New atomic-layer electrodeposition method yields surprising results
Research by Dr. Yun Liu and colleagues at the National Institute for Standards and Technology’s Center for Neutron Research describes a new method for depositing ultra-thin layers of platinum on a surface.
Story content courtesy of Missouri University of Science & Technology, US
A new method for creating very thin layers of materials at the atomic scale could “unlock an important new technology” for creating nanomaterials, according to nanomaterials expert Dr. Jay A. Switzer of Missouri University of Science and Technology.

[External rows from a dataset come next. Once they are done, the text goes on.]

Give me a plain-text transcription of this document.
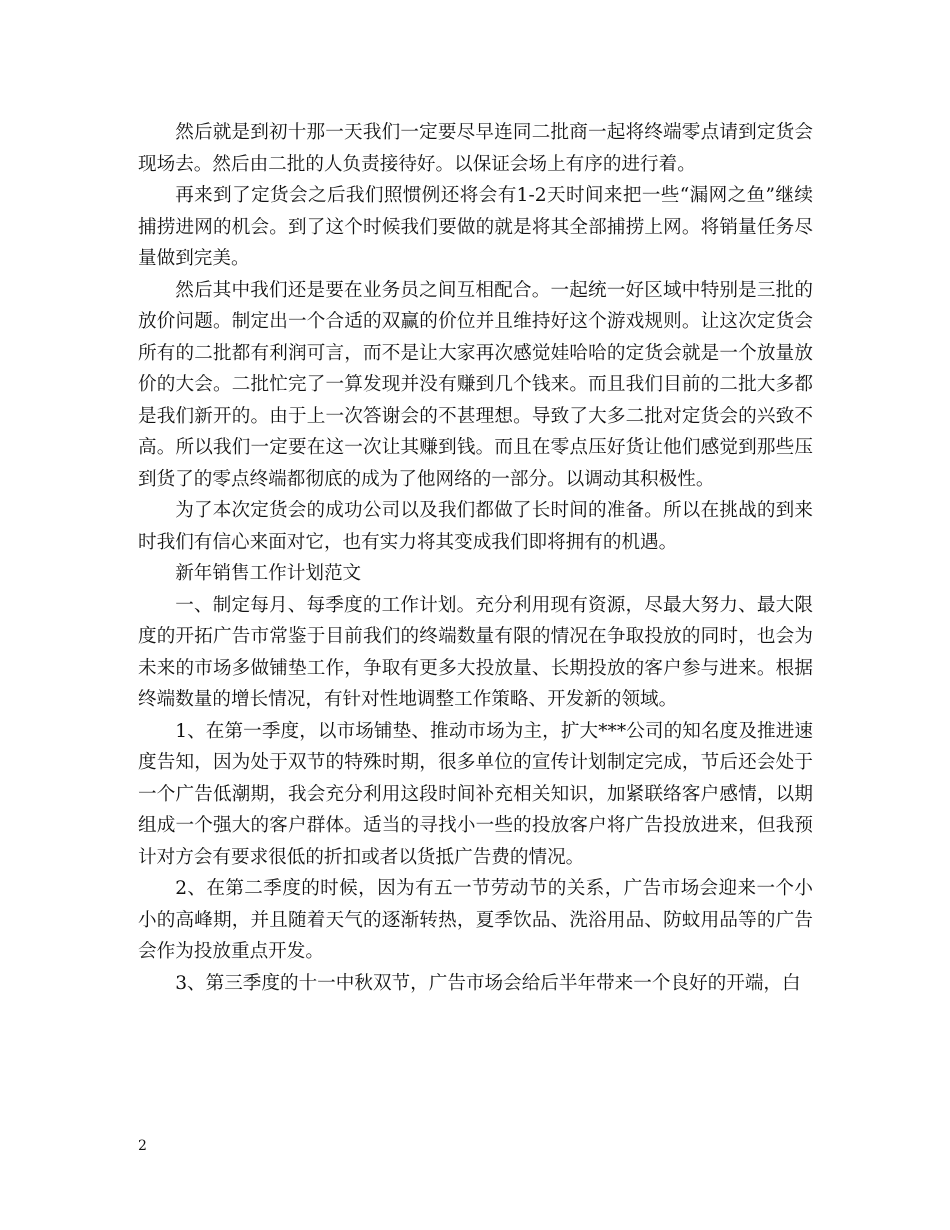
然后就是到初十那一天我们一定要尽早连同二批商一起将终端零点请到定货会现场去。然后由二批的人负责接待好。以保证会场上有序的进行着。

再来到了定货会之后我们照惯例还将会有1-2天时间来把一些“漏网之鱼”继续捕捞进网的机会。到了这个时候我们要做的就是将其全部捕捞上网。将销量任务尽量做到完美。

然后其中我们还是要在业务员之间互相配合。一起统一好区域中特别是三批的放价问题。制定出一个合适的双赢的价位并且维持好这个游戏规则。让这次定货会所有的二批都有利润可言，而不是让大家再次感觉娃哈哈的定货会就是一个放量放价的大会。二批忙完了一算发现并没有赚到几个钱来。而且我们目前的二批大多都是我们新开的。由于上一次答谢会的不甚理想。导致了大多二批对定货会的兴致不高。所以我们一定要在这一次让其赚到钱。而且在零点压好货让他们感觉到那些压到货了的零点终端都彻底的成为了他网络的一部分。以调动其积极性。

为了本次定货会的成功公司以及我们都做了长时间的准备。所以在挑战的到来时我们有信心来面对它，也有实力将其变成我们即将拥有的机遇。

新年销售工作计划范文

一、制定每月、每季度的工作计划。充分利用现有资源，尽最大努力、最大限度的开拓广告市常鉴于目前我们的终端数量有限的情况在争取投放的同时，也会为未来的市场多做铺垫工作，争取有更多大投放量、长期投放的客户参与进来。根据终端数量的增长情况，有针对性地调整工作策略、开发新的领域。

1、在第一季度，以市场铺垫、推动市场为主，扩大***公司的知名度及推进速度告知，因为处于双节的特殊时期，很多单位的宣传计划制定完成，节后还会处于一个广告低潮期，我会充分利用这段时间补充相关知识，加紧联络客户感情，以期组成一个强大的客户群体。适当的寻找小一些的投放客户将广告投放进来，但我预计对方会有要求很低的折扣或者以货抵广告费的情况。

2、在第二季度的时候，因为有五一节劳动节的关系，广告市场会迎来一个小小的高峰期，并且随着天气的逐渐转热，夏季饮品、洗浴用品、防蚊用品等的广告会作为投放重点开发。

3、第三季度的十一中秋双节，广告市场会给后半年带来一个良好的开端，白

2
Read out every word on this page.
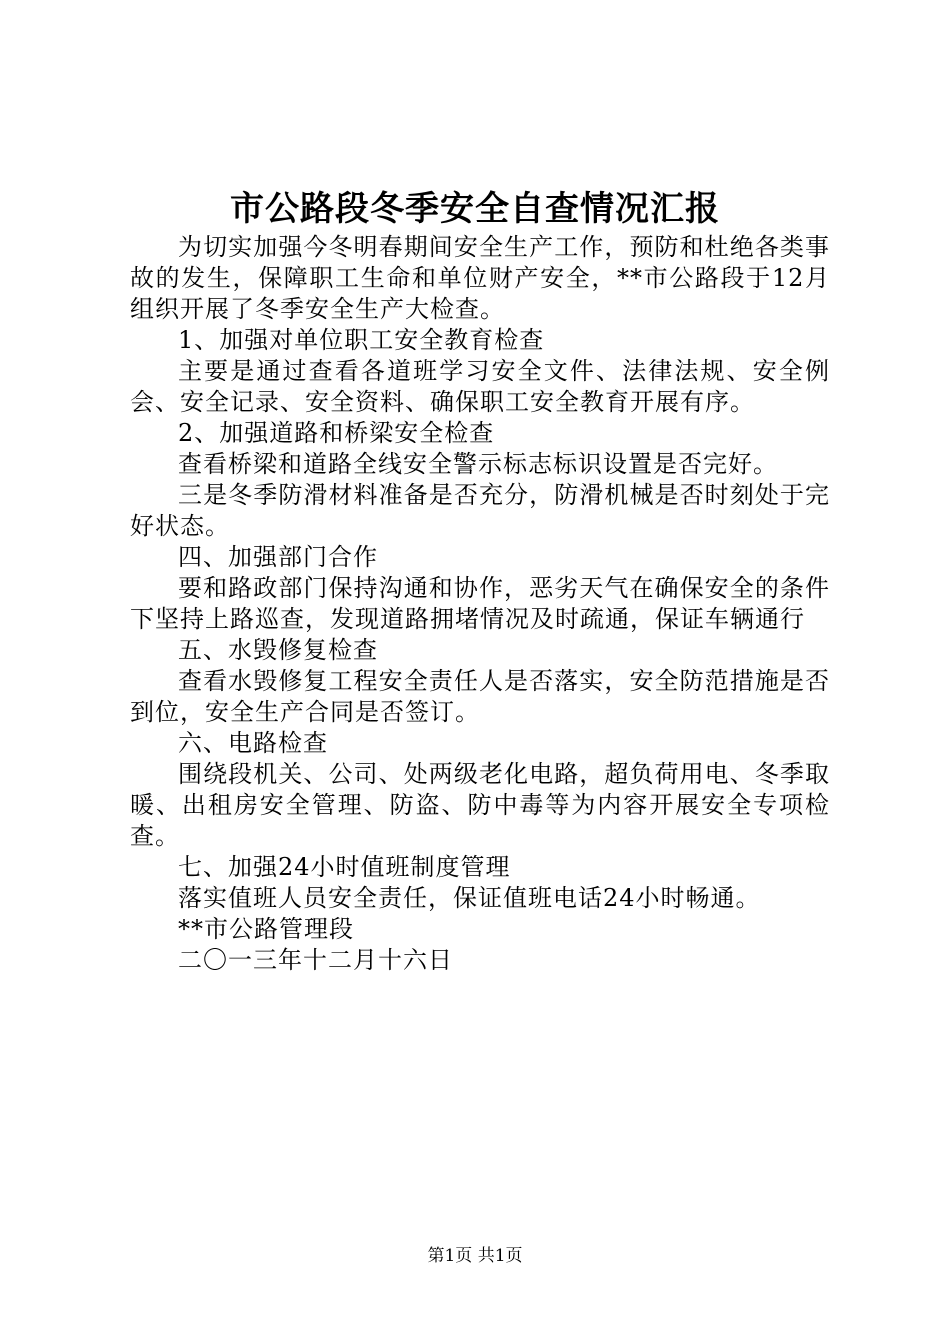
市公路段冬季安全自查情况汇报

为切实加强今冬明春期间安全生产工作，预防和杜绝各类事故的发生，保障职工生命和单位财产安全，**市公路段于12月组织开展了冬季安全生产大检查。

1、加强对单位职工安全教育检查

主要是通过查看各道班学习安全文件、法律法规、安全例会、安全记录、安全资料、确保职工安全教育开展有序。

2、加强道路和桥梁安全检查

查看桥梁和道路全线安全警示标志标识设置是否完好。

三是冬季防滑材料准备是否充分，防滑机械是否时刻处于完好状态。

四、加强部门合作

要和路政部门保持沟通和协作，恶劣天气在确保安全的条件下坚持上路巡查，发现道路拥堵情况及时疏通，保证车辆通行

五、水毁修复检查

查看水毁修复工程安全责任人是否落实，安全防范措施是否到位，安全生产合同是否签订。

六、电路检查

围绕段机关、公司、处两级老化电路，超负荷用电、冬季取暖、出租房安全管理、防盗、防中毒等为内容开展安全专项检查。

七、加强24小时值班制度管理

落实值班人员安全责任，保证值班电话24小时畅通。

**市公路管理段

二〇一三年十二月十六日

第1页 共1页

The method developed by Dr. Liu and his colleagues at NIST involves applying a “high overpotential” of electricity to deposit a layer of the metal on a surface, then to toggle to an underpotential to produce a layer of hydrogen. The hydrogen remains in place only briefly, then disappears as scientists adjust the voltage to add new layers of platinum.
“The beauty of this new electrochemical route to ALD is that it blends basic electrochemistry and surface science to unlock an important new technology,” says Switzer, who is the Donald L. Castleman/Foundation for Chemical Research Professor of Discovery at Missouri S&T. Liu’s discovery could result in a new method for growing metal oxides or semiconductors at the atomic scale, Switzer says. “The prospects of this as a general processing method (for atomic-scale deposition) are encouraging,” he writes.